Böyle afaki söylemlerle nereye varacağımızı sanıyoruz? Tamam, IMF'yi ve temsilcisini kovalım, milli gururumuzu kurtaralım. Çiftçiye taban fiyat olarak dünya fiyatlarının çok üstünde fiyatlar verelim; insanca yaşayabilsin. Faiz ile geçinen kesim çok sıkıntıda, bankalar faizleri arttırsın ki biraz nefes alsınlar. Devlet ürünlerine zam yapmasın; bütçe açık verirse para basar kapatırız. Vergiler çok yüksek, oranlar düşürülsün. Bu ortamda işin içinden nasıl çıkacağız? Kuvayi Milliye ruhu ile mi?
Sıkı para politkası bir yılını bulmadı; kıvırıp kurtulmak için manevralara başladık. Dünyada hiçbir memleket bu kadar kısa süreli sıkıntılarla düzlüğe çıkamadı. Bizim çıkabilmemiz mümkün mü? Hepimiz üzgünüz. Ama bu kararlılık göstermemizi engellememeli. Reştan ARAS
Maliye'nin internet sitesi şok ediyor
MALİYE Bakanlığı'nın internet sayfasında araba vergi borçları bölümüne babamın uyarısıyla ilk defa baktım. Çünkü düzenli olarak araba taşıt pulu vergisini yatırdığım için böyle bir sorunla karşılaşacağımı düşünmemiştim.
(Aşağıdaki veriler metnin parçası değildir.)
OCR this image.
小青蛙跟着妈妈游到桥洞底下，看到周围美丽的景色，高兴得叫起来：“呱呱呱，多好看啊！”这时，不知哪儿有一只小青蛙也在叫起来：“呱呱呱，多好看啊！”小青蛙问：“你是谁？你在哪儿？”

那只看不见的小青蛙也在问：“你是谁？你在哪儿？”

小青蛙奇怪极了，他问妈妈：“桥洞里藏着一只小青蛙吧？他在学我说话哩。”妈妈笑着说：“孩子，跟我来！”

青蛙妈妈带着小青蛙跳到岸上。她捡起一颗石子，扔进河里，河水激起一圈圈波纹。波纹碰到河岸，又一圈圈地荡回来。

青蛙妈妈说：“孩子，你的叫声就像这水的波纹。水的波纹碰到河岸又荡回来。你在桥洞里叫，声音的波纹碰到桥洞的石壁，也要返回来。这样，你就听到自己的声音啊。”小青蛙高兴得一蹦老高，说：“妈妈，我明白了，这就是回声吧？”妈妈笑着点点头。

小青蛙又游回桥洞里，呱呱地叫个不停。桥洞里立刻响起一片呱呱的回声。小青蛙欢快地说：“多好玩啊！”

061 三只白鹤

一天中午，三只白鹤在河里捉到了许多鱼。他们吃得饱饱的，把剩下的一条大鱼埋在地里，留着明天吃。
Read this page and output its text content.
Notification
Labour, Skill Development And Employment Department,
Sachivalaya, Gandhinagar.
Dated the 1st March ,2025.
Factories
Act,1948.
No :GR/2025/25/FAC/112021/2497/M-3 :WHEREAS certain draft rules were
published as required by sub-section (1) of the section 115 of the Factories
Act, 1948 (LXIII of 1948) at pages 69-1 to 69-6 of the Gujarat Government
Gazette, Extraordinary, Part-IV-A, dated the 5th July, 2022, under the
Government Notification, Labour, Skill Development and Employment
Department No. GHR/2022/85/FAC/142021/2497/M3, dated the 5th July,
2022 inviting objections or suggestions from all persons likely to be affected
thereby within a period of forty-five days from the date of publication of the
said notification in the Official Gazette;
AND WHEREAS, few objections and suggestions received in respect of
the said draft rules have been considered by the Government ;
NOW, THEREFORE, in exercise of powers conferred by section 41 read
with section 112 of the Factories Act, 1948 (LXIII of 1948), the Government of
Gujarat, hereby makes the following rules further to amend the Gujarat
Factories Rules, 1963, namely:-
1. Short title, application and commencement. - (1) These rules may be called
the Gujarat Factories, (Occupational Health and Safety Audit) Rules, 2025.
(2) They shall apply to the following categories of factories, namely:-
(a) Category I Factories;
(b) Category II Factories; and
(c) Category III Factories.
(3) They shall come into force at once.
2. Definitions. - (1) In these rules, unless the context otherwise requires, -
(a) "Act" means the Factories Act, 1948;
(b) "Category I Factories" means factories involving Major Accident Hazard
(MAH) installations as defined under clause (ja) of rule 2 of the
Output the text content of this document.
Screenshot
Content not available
İlgili sitede arabanızın ilk trafiğe çıkış tarihini girdiğinizde cezalarınız ve borçlarınız dökümante ediliyor. Buradan kontrol ettiğimde arabamın trafiğe çıkış tarihinden itibaren 5-6 dönemde ödenmemiş taşıt pulu vergisi ortaya çıktı.
İşim nedeniyle çoğu zaman farklı illerdeki Ziraat Bankaları'ndan işlem yaptırmıştım. Anlaşıldığı kadarıyla bunların hiçbiri araba vergi dairem olan Yeğenbey Vergi Dairesi'ne ulaşmamış..
Konuyu araştırıncı çoğu insanın bundan mustarip olduğunu gördüm.
Ağustos 1999 depremini oturduğum Derince'de yaşadım. Ev içerisi tam bir savaş alanı olduğu için muhtemelen temizlik esnasında bu vergi cezalarının iptali için istenen makbuzları attığım için bulamıyorum. Sonuçta bu yatırdığım vergiler cezasıyla benden tekrar isteniyor.
Bankalara yatırdığım para, vergi dairemin kayıtlarına girmemişse nereye girdi? Bankalar bir havale işlemini bile beceremeyecekse ne işe yarar?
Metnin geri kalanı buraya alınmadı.